18 August 2011

No. 1 -- 19 June 1931

Mr. N. A. Hughes
Passenger, R.M.S. "Niagara",

My dear Noel,

You are now starting out on the great adventure. I know quite well the sense of adventure is likely to be uppermost in your mind just now. There are many new experiences awaiting you and I can understand the thrill you will feel as you face them.

Noel's passport photo
You know quite well that the folk at home are naturally anxious that you should "make good" in every sense of the word. You have your opportunity, and it will largely depend upon yourself just how far you will capitalise it and make it of real value in your life. All that we can do is to help provide that opportunity. The responsibility is now upon your own shoulders and you will have to measure up to the possibilities which lie ahead of you.

On shipboard there will be many new experiences, some of which may not be as pleasant as you would have them.
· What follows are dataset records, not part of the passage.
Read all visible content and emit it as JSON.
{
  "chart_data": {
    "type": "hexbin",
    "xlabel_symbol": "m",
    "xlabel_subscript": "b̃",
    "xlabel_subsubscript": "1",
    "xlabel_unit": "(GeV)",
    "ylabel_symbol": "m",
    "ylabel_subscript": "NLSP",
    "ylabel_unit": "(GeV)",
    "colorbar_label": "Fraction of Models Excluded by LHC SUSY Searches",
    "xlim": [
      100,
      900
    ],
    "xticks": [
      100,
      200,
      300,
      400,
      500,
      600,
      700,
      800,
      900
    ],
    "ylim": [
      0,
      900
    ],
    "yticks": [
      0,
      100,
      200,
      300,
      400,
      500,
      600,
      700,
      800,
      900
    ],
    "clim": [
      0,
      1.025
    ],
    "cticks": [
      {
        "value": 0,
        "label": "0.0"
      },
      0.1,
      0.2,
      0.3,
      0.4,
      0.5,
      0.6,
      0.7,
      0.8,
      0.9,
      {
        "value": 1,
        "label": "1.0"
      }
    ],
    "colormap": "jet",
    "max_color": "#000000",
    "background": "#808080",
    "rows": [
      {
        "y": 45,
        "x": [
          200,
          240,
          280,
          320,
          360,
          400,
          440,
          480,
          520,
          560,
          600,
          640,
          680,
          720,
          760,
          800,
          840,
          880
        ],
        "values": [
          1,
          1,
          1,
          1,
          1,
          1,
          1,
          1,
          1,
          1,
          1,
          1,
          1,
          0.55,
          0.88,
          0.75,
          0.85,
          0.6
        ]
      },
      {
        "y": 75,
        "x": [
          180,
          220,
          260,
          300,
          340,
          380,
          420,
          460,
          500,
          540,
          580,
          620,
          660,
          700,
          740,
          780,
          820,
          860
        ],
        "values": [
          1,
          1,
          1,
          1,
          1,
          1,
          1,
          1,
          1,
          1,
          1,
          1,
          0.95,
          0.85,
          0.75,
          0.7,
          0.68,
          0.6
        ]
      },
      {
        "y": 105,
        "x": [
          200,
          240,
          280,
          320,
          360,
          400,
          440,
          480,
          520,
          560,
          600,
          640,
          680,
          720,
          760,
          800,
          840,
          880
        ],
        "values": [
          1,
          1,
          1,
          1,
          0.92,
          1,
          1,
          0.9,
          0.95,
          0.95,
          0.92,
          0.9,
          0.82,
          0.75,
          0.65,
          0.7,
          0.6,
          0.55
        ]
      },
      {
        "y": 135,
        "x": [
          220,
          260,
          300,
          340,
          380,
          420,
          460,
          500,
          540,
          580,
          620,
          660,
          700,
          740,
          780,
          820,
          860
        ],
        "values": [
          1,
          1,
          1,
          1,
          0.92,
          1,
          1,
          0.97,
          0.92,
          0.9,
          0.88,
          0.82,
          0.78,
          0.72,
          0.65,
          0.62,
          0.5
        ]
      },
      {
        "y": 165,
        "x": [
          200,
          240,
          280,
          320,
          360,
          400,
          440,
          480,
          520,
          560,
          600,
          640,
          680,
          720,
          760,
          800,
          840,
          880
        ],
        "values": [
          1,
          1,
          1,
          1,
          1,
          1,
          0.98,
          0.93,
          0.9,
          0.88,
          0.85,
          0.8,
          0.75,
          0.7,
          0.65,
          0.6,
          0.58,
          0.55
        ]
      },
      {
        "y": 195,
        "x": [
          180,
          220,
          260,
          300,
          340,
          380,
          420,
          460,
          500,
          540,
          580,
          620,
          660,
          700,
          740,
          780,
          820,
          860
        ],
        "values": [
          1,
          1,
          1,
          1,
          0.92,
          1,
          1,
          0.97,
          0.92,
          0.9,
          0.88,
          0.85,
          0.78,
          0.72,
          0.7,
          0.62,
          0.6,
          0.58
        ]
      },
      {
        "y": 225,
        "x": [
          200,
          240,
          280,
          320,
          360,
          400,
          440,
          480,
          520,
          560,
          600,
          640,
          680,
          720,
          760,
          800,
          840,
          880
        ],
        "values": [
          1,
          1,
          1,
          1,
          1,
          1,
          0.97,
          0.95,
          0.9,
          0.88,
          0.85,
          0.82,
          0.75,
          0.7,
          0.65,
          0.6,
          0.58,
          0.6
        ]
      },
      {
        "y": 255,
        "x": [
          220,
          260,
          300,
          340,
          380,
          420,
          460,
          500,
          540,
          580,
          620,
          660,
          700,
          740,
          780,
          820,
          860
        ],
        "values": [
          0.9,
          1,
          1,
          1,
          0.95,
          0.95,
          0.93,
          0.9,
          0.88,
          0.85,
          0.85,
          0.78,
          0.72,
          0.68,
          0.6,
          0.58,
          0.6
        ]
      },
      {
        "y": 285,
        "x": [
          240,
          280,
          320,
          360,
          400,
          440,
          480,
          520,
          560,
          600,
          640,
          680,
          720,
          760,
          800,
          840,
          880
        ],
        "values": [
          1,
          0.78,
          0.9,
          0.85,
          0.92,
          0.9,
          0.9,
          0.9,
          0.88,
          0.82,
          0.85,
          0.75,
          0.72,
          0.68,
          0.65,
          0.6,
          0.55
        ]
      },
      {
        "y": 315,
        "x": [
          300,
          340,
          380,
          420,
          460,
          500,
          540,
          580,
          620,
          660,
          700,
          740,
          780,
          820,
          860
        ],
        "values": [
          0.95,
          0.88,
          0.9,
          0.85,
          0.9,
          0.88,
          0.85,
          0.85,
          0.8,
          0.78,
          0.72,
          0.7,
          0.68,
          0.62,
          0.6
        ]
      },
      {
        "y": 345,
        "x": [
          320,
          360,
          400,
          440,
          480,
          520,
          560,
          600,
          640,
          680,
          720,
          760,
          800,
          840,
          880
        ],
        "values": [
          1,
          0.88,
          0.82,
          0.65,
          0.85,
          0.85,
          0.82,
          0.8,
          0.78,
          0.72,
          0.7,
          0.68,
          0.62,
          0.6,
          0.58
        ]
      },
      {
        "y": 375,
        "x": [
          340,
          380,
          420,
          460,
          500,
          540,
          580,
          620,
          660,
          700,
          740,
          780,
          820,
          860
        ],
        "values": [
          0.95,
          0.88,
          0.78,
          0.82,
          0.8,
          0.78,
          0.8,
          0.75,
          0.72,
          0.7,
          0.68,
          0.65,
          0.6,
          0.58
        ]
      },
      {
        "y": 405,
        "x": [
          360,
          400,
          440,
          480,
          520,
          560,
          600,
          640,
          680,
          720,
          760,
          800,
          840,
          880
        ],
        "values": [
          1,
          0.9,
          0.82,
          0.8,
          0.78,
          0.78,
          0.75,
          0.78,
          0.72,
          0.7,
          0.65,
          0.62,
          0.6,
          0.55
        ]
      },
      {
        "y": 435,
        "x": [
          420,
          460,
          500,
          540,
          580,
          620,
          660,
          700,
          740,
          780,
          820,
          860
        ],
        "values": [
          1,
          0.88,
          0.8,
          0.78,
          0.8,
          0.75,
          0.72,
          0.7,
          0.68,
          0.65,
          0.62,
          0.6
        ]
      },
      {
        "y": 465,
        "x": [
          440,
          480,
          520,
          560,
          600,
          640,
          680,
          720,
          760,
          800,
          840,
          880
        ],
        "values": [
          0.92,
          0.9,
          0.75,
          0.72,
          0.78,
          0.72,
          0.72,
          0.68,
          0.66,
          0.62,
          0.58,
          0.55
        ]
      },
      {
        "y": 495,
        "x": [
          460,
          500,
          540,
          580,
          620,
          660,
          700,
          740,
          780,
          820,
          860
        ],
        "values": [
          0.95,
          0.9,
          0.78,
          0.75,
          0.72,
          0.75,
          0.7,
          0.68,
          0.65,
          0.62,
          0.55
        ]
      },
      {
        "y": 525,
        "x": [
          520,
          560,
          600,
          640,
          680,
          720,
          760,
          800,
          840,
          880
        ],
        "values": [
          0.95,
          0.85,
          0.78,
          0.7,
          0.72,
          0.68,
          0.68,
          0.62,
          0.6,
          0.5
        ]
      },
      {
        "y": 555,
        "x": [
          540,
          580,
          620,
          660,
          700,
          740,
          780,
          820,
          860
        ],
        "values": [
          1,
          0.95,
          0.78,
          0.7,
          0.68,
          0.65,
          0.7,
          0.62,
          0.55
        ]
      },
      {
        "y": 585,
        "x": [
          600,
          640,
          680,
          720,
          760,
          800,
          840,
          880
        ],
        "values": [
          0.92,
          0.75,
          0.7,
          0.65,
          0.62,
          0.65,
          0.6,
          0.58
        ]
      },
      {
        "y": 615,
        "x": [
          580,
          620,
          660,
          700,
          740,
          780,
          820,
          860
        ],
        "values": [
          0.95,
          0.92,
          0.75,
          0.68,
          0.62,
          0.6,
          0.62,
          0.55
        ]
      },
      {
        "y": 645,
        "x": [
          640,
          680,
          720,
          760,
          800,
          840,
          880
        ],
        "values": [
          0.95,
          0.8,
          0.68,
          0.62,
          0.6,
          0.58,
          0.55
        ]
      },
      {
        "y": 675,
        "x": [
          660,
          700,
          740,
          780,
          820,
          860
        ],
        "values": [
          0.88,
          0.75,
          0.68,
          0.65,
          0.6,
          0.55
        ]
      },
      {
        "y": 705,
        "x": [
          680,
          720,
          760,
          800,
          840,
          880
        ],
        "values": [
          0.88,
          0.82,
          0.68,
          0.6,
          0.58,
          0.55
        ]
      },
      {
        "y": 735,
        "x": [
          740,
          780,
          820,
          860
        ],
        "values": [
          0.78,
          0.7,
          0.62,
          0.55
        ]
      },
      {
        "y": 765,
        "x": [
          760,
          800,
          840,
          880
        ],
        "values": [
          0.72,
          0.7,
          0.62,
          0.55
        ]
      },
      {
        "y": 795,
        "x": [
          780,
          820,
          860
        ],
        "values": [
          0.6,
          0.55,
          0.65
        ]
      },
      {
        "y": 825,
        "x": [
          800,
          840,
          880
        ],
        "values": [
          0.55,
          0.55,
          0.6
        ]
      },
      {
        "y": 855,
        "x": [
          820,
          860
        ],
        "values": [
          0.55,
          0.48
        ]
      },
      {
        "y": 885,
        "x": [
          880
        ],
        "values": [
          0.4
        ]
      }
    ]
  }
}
You will be in the company of all kinds of folk and will need to be exceptionally careful in your choice of friendships. Scores of young fellows who have set out upon similar journeys have palled up with folk that they felt were companionable and safe, to find that they are simply looking for the opportunity to prey upon the confidence people repose in them. Every company of people has a section which lives by its wits. On shipboard you find that proportion greater than in normal life.

The fact that you have Alec. Moodie with you should make it unnecessary for you to extend your friendships too widely. Be careful of the fellow who is short of money and who wants to borrow as he comes to the port, or, who at the port, discovers that he has only a few shillings and would like the loan of a pound or two, and will return it when you get back to the ship. There are plenty of that kind around, but they seldom pay up.

Be careful of your bags. Leave nothing lying around or it will disappear. Keep your bags locked and see that the first thing that you do is place your papers, wallet, etc. in the care of the Purser. Don't delay in doing this. There are some folk who clean up several cabins shortly after the boat starts. Be specially careful that your stuff is properly secured before you leave the ship at any of the ports of call. When you get to Suva, I expect Mr. A. Barker of the Methodist Mission may have some little courtesy to extend to you. If he should not put in an appearance at the ship, please look  him up, because you will find him a good friend. I have written him advising him of your arrival.

Old business cards from his Melbourne days
that my grandfather saved.
And now, my boy, I have just this word for you in closing. If your service in the Young Men's Christian Association is going to be anything in the future, it will be largely determined by the depth of your own religious experience and your determination to make it of large account in the service of others.

Life has two major aspects, one in relation to God and one in relation to one's fellows. You cannot expect your service to your fellows to be of the greatest value unless you cultivate a deep and abiding fellowship with the living Christ.